3 Stocks I Saw on TV: NFLX, FEYE, BAC (January 20, 2016)
I want to talk about 3 stocks I saw on TV today. We’re going to look at Netflix ( NASDAQ:NFLX ), FireEye ( NASDAQ:FEYE ), and Bank of America ( NYSE:BAC ). First of all Netflix ( NASDAQ:NFLX ). The company reported earnings last night, after hours, and the stock was up quite a bit. Leading all those gamblers who bought the stock in anticipation of riches, leading them to cheer, and just could not wait to sell it when the market opened up this morning. And low and behold the stock was basically flat. It was up a little bit and then it traded down with JUST about everything else except the Inverse ETF’s. There was a real bloodbath today, but it ended well.
Here’s my point on Netflix ( NASDAQ:NFLX ): The catalyst for the stock moving higher has pretty much came and went and that was earnings. So with that I just pretty much rely on technicals again. I think this is an important low, $97.00. The fact that the stock traded back up above not just 100 but also the 200-day moving average, is very meaningful to me. I don’t think you’ve got to rush out, “Oh my gosh! It’s my one chance to buy Netflix at 107.74.” I don’t think you’ve got to be doing that. But I think that you should be looking at this level as a support level that’s likely going to hold.
Apparently subscriber growth is still growing but slowing a bit in the U.S., from what I understand. But I only look at that stuff to a small extent, I really want to see how the stock trades in REACTION to news, not so much even what the news is. But if we look here on a weekly chart, you can see, sideways trading range for quite a while. A heck of a dividend, oh that’s right, they don’t pay one. The stock is trading sideways. I would be taking some stocks now, at least selling some puts on it. But then when the stock breaks out above 130.00, that’s when I want you to be ADDING to a position, not taking an initial position.
FireEye ( NASDAQ:FEYE ). So many stocks are just kind of done going down until they resume their downtrend, which is not going to be tomorrow. Maybe it’s next week, maybe it’s two weeks. The reason the stock is up after hours is because they gave inline guidance, and then they also reported that they’re buying a company called iSIGHT. No it’s not an Apple product and it’s not e-y-e-s-i-g-h-t, it is a global cyber monitoring company. Anyway, they’re buying that, inline guidance, the stock is up. I don’t know how far up the stock is going to go but I would imagine this is the low, lets just put it that way. A lot of these Cyber Security stocks are so oversold that they’re just totally ripe for a rebound. You look at the HACK Index, it’s an ETF for these Cyber Security firms, this is also oversold.
So we look at FireEye ( NASDAQ:FEYE ), I’m looking for a little more upside here. I can’t say whether this is the bottom that is ultimately going to turn out to be THE bottom.

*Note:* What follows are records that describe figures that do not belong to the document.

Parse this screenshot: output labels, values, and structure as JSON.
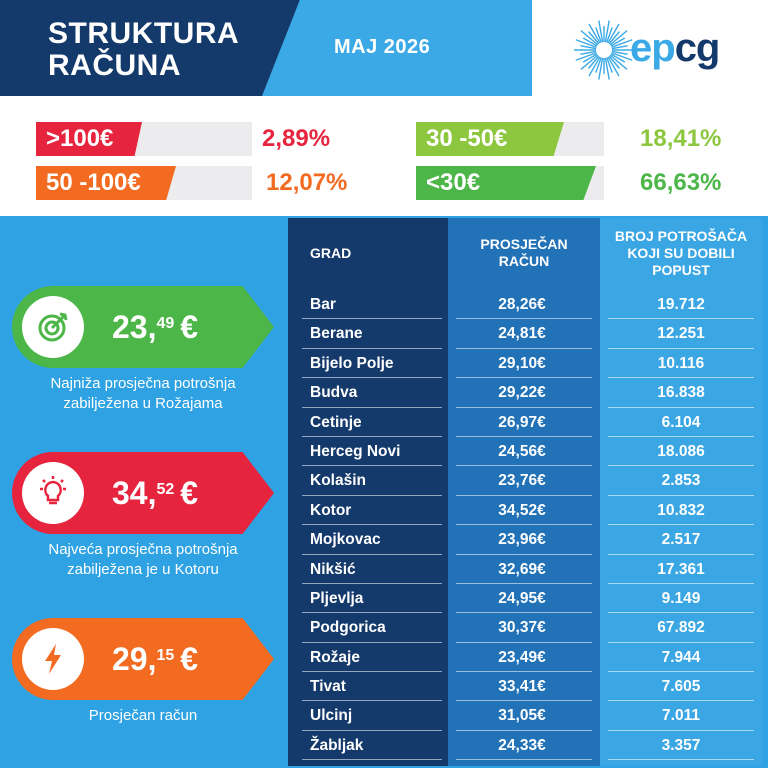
{
  "header": {
    "title_line1": "STRUKTURA",
    "title_line2": "RAČUNA",
    "month": "MAJ 2026",
    "logo_text_ep": "ep",
    "logo_text_cg": "cg"
  },
  "distribution": [
    {
      "label": ">100€",
      "value": "2,89%",
      "color": "#e6243d",
      "share": 2.89
    },
    {
      "label": "50 -100€",
      "value": "12,07%",
      "color": "#f26b21",
      "share": 12.07
    },
    {
      "label": "30 -50€",
      "value": "18,41%",
      "color": "#8dc63f",
      "share": 18.41
    },
    {
      "label": "<30€",
      "value": "66,63%",
      "color": "#4cb748",
      "share": 66.63
    }
  ],
  "cards": [
    {
      "icon": "target-icon",
      "int": "23,",
      "dec": "49",
      "cur": "€",
      "color": "#4cb748",
      "caption_line1": "Najniža prosječna potrošnja",
      "caption_line2": "zabilježena u Rožajama"
    },
    {
      "icon": "lightbulb-icon",
      "int": "34,",
      "dec": "52",
      "cur": "€",
      "color": "#e6243d",
      "caption_line1": "Najveća prosječna potrošnja",
      "caption_line2": "zabilježena je u Kotoru"
    },
    {
      "icon": "lightning-icon",
      "int": "29,",
      "dec": "15",
      "cur": "€",
      "color": "#f26b21",
      "caption_line1": "Prosječan račun",
      "caption_line2": ""
    }
  ],
  "table": {
    "headers": {
      "grad": "GRAD",
      "prosjecan_line1": "PROSJEČAN",
      "prosjecan_line2": "RAČUN",
      "broj_line1": "BROJ POTROŠAČA",
      "broj_line2": "KOJI SU DOBILI",
      "broj_line3": "POPUST"
    },
    "rows": [
      {
        "grad": "Bar",
        "racun": "28,26€",
        "broj": "19.712"
      },
      {
        "grad": "Berane",
        "racun": "24,81€",
        "broj": "12.251"
      },
      {
        "grad": "Bijelo Polje",
        "racun": "29,10€",
        "broj": "10.116"
      },
      {
        "grad": "Budva",
        "racun": "29,22€",
        "broj": "16.838"
      },
      {
        "grad": "Cetinje",
        "racun": "26,97€",
        "broj": "6.104"
      },
      {
        "grad": "Herceg Novi",
        "racun": "24,56€",
        "broj": "18.086"
      },
      {
        "grad": "Kolašin",
        "racun": "23,76€",
        "broj": "2.853"
      },
      {
        "grad": "Kotor",
        "racun": "34,52€",
        "broj": "10.832"
      },
      {
        "grad": "Mojkovac",
        "racun": "23,96€",
        "broj": "2.517"
      },
      {
        "grad": "Nikšić",
        "racun": "32,69€",
        "broj": "17.361"
      },
      {
        "grad": "Pljevlja",
        "racun": "24,95€",
        "broj": "9.149"
      },
      {
        "grad": "Podgorica",
        "racun": "30,37€",
        "broj": "67.892"
      },
      {
        "grad": "Rožaje",
        "racun": "23,49€",
        "broj": "7.944"
      },
      {
        "grad": "Tivat",
        "racun": "33,41€",
        "broj": "7.605"
      },
      {
        "grad": "Ulcinj",
        "racun": "31,05€",
        "broj": "7.011"
      },
      {
        "grad": "Žabljak",
        "racun": "24,33€",
        "broj": "3.357"
      }
    ]
  }
}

But they gave inline guidance (and this should tell you something), they gave you inline guidance and the stock is up. That will tell you how much pessimism there IS and has been around these companies. The sentiment around this company is so bad that even when the company says, “Hey, you know what? What we had before, what we had estimated, that’s really about all we’ve got.” People buy the stock because they think, “Well, I thought it was going to be WORSE than what you were telling us. So thanks very much, we’ll go ahead and take that stock.” I think you can buy some of this stock here.
Then the last one is Bank of America ( NYSE:BAC ). This isn’t ugly, this is “fugly”. This is just a really nasty, chaotic looking chart. Seriously, you wouldn’t even have to be a trader if all you did was trade Bank of America ( NYSE:BAC ), just buy in this box and sell in this box and it’s all good. Well now the stock’s fallen out to the downside. So what’s our next move? They reported earnings yesterday, I think before the open, and the stock seemed to do okay, all the way up until the time that it didn’t. Now, I would say this is oversold, looking for a rebound, maybe at least $1.00, that’s all.
But you look at the volume on this stock, it’s MASSIVE today, just MASSIVE. But you look at the weekly chart, this is a stock that’s been trading sideways it seems like forever. Now it’s pouring out the bottom end of the garden hose. Short-term, yes, take Bank of America ( NYSE:BAC ) for a little ride here. But it’s not sporting a dividend that’s even CLOSE to making this an attractive stock for you to hold. If you’re looking for just some dividend paying stock to hold, go for one of the energy names (can’t believe I’m saying this), Chevron ( NYSE:CVX ), with a 5.4 percent dividend. I would hold THAT over Bank of America ( NYSE:BAC ). Yes, there I said it, I did, I said it.